Bahçeşehir Üniversitesi’ndeki derslerine son verilen Prof. Dr. Süheyl Batum, öğrencilerine Abbasağa Parkı’ndaki açık derste seslendi. Batum, “Türkiye, bir korku devletine dönüştürüldü. Hep birlikte sağlam durursak, bunların gideceğini göreceğiz” dedi.
Bahçeşehir Üniversitesi yönetimini protesto eden öğrenciler, desteklerini göstermek için bugün Abbasağa Parkı’nda Batum’un katıldığı ‘OHAL’de Akademik İfade Özgürlüğü’ adlı açık ders düzenledi.
İleri Haber’den Fuat Öztürk’ün haberine göre, akademisyenlerin, hukukçuların, öğrencilerin ve yurttaşların büyük ilgisiyle başlayan derste Batum, “Tüm özgürlüklerin temelinde, korkudan muaf olmak vardır. Görüyorsunuz, herkesi taşeron yaptılar, bir gecede 4B’li 4C’li yaptılar. Bu nedir? Bütün çalışanların geleceği, bir kişinin iki dudağın arasındadır demektir. İşsiz kalma korkusu, çocuğuna yemek götürememe korkusu. Korku budur. Birleşmiş Milletler kurulduğu zaman, sözüm ona, bu korkuları ortadan kaldırmak için kurulmuştu” diyerek sözlerine başladı.
"Ben alışkınım..."
Konuşmasında OHAL’e de değinen Batum, şu değerlendirmede bulundu:
“Mevcut Anayasa’nın 15.maddesi yaşama hakkına dokunulamayacağını, açık düşünce ve ifade özgürlüğüne dokunulamayacağını söylüyor. Çok açık olarak, yurttaşlara, korkmak durumunda kalmayacaksın diyor. Mevcut Olağanüstü Hal ise evvela bunu ortadan kaldırıyor. Bana gelirsek… Ben alışkınım, Ekmeleddin İhsanoğlu’na itiraz ettiğim için CHP’den ihraç edilmiştim. Dolayısıyla artık biraz şerbetli olmaya başladım. Parti’den ihraç edildiğimde beni görüp yolunu değiştirenler, selam vermemeye başlayanlar olmuştu. Ancak sizlerin bu desteğinizi, bu candanlığınızı hiç unutmayacağım.”
"Hukukun gücüne inanın"
Son kez ders verdiği öğrencilerine, "İnanıyorum ki sizler çok iyi hukukçular olacaksınız" diye seslenen Batum, şöyle devam etti:
“Hukuku ayak altına alanların dediklerine bakmayın, hukukun gücüne inanın. Yarın akademisyen olduğunuzda, avukat olduğunuzda, öğrencilerinize bunu öğreteceğinize eminim. Hukuk devletinin olmadığı yerde, korku olur. Korkunun egemen olduğu yerde ‘neden korktun’ sorusu yanlıştır, bir tek şeye bakacaksınız: İnsanlar neden korkutuluyor ve tabii ki bunu nasıl değiştiririz. Korkuyu ancak ve ancak, laiklik ve adaleti tesis ederek yenebiliriz. Bu yüzden, hep beraber, korkunun, baskı ortamının kalkması için elimizden geleni yapacağımıza inanıyorum."

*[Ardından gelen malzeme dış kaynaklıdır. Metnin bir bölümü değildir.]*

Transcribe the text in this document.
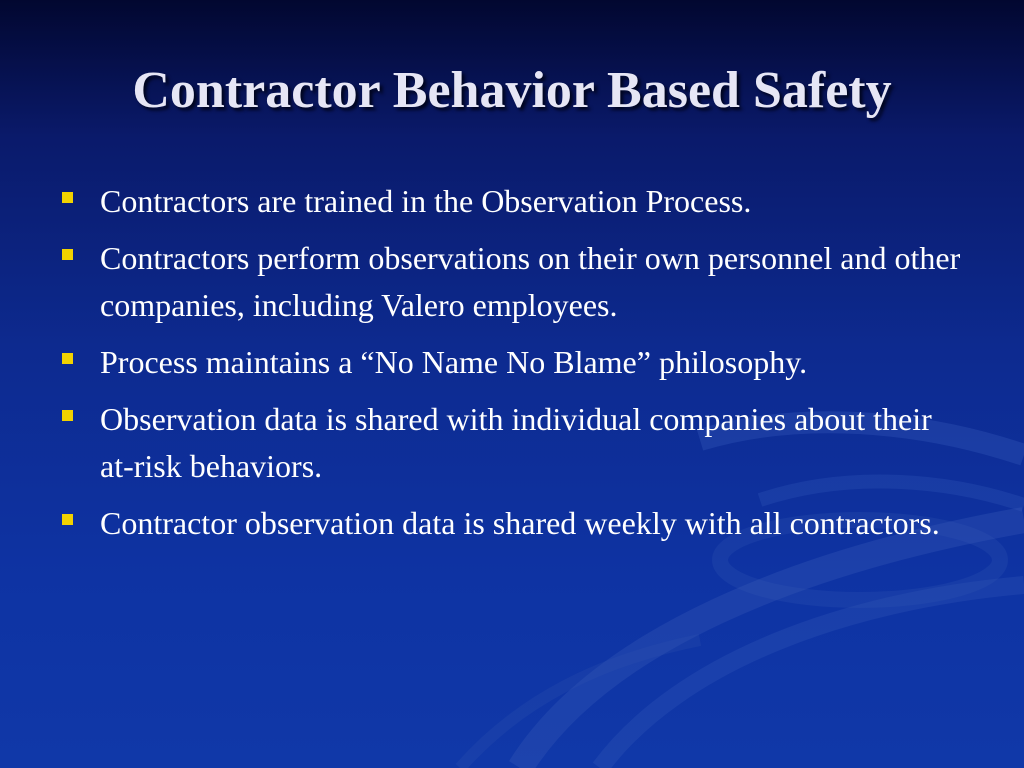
Contractor Behavior Based Safety
Contractors are trained in the Observation Process.
Contractors perform observations on their own personnel and other companies, including Valero employees.
Process maintains a “No Name No Blame” philosophy.
Observation data is shared with individual companies about their at-risk behaviors.
Contractor observation data is shared weekly with all contractors.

"Bunların gideceğini göreceğiz"
Açık dersin ardından İleri Haber’e konuşan Batum, ‘KHK’yla atılan akademisyenlerin durumu, Türkiye’nin korku ortamı içerisinde yaşadığını ve baskı altında referanduma gittiğini söyledi ve ekledi:
“Akademisyeni atıp ‘Biz buna bakarız, gereğini yerine getiririz’ demek, o ülkenin korku ortamında referanduma götürüldüğünü gösteren çok temel bir örnektir. Şunu yaparsın, geçmişte olan da budur; dava açarsın, mahkemeye kanıtlarını sunarsın, hukuk işler, durum kesinleşir ve ona göre karar verirsin. İçerisinde Prof. Dr. İbrahim Kaboğlu, Prof. Dr. Öget Öktem Tanör gibi nitelikli ve ciddi akademisyenleri KHK’nın bir satırı ile atıyorsunuz ve ‘bişey olursa sonra bakarız’ diyorsunuz. ‘İstim arkadan gelir’ mantığının ‘hukuk devleti’nde yeri yoktur. Bunu kabul etmek mümkün değil. Ama bütün bunlara rağmen umudumu koruyorum. Bir gün gelecek, bunların gideceğini, Türkiye’nin değişeceğini hep birlikte göreceğiz.
İhraç edilen akademisyenlerle dayanışma içinde olduğunu belirten Batum, “Sağlam dursunlar, hep birlikte sağlam duralım” çağrısında bulundu.